Мне нравится, что каждый новый заказ – новое лицо. Много творчества. И ты создаешь портрет на камне! Картину рукотворную, которая простоит десятки лет на кладбище. К нему, этому портрету будут приходить родственники, навещать как живого. Для них это будет очередная встреча с покинувшим этот мир близким человеком. Это завораживает.

Раньше я думала. Вот, люди трудятся в ритуальной сфере, вокруг памятники, похороны, гробы и венки, фотографии покойников, эпитафии. Наверное, там работают печальные, как рыба-солнце, люди. Оказалось, там трудятся самые веселые на свете люди. Очень много черного юмора и позитива.

Ирэна Генриховна говорит, что мы приносим радость людям, не пирожки печем, а память создаем. Юрик Малыш (самый молодой из ретушеров) при этом напевает «Смех и радость мы приносим лююююдям!». Иногда мне кажется, Юрик не шутит, а тупит. Получается смешно. К примеру, прибегает менеджер по розничным заказам Алиса, замученная заказчиками со словами: «Ох, столько народу сегодня, идут и идут, совсем озверели». Юрик, медленно выпуская дым колечками и стряхивая пепел говорит: «А что, у них кто-то умер?».

Сначала я была немного шокирована черным юмором. Как так можно? И, когда коллеги говорили, «там твоего усатого не приняли» или «иди яйцеголового ярче покрась», я возмущалась. Нельзя так о покойном! Он же человек! Прожил жизнь! У него есть мама и папа. И дети. И вообще.
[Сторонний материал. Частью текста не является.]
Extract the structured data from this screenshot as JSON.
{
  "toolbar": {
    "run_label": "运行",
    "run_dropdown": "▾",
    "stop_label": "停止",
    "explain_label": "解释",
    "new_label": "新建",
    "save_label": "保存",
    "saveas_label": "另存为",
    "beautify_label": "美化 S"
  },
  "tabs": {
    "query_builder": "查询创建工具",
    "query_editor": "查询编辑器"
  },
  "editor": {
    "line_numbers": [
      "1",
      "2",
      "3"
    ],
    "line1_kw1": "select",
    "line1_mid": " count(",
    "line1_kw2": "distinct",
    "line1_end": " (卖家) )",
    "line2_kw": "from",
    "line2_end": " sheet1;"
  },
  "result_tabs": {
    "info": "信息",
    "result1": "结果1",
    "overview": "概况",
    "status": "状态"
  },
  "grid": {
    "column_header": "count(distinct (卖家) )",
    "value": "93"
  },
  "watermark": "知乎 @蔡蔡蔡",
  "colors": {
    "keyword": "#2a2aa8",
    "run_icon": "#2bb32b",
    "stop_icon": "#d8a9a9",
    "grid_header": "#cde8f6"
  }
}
Спустя год я успокоилась совершенно. Гога предлагает ретушерам заказ – очень нелицеприятной внешности аутист. С зубами и глазами – катастрофа. Мы перекидываем заказ как горячую картошку. Уговариваем Юрика: «У тебя получится, ты таких всегда красиво делаешь!». Лишь бы спихнуть заказ.

– Маша, возьмешь?

– Спасибо, мне своих уродов хватает!

Фотографии на портретные плитки от одного постоянного оптовика – это что-то. Где они берут эти фотографии? Из какой сгоревшей деревни? Прости меня Господи.

Юрик открывает заказ. Смотрит на фото, напевая: «Самбади ванс толд ми зэ ворлд из гона…». Бабушка похожа на Шрека.

Алина открывает заказ со словами: «Это че за мясник из хоррора?».

Пескоструйщик (набивает «фио» и даты на стелах) Грехман забирает со станка готовую стелу с портретом мужчины с усами и в шляпе. И поет:

Я как Чак Норрис

Я очень крутой

А ты не хочешь

Дружить со мной![15].

Лица покойников часто на кого-то похожи. На актеров, знакомых людей. Даже на коллег. Мы ищем сходство непроизвольно.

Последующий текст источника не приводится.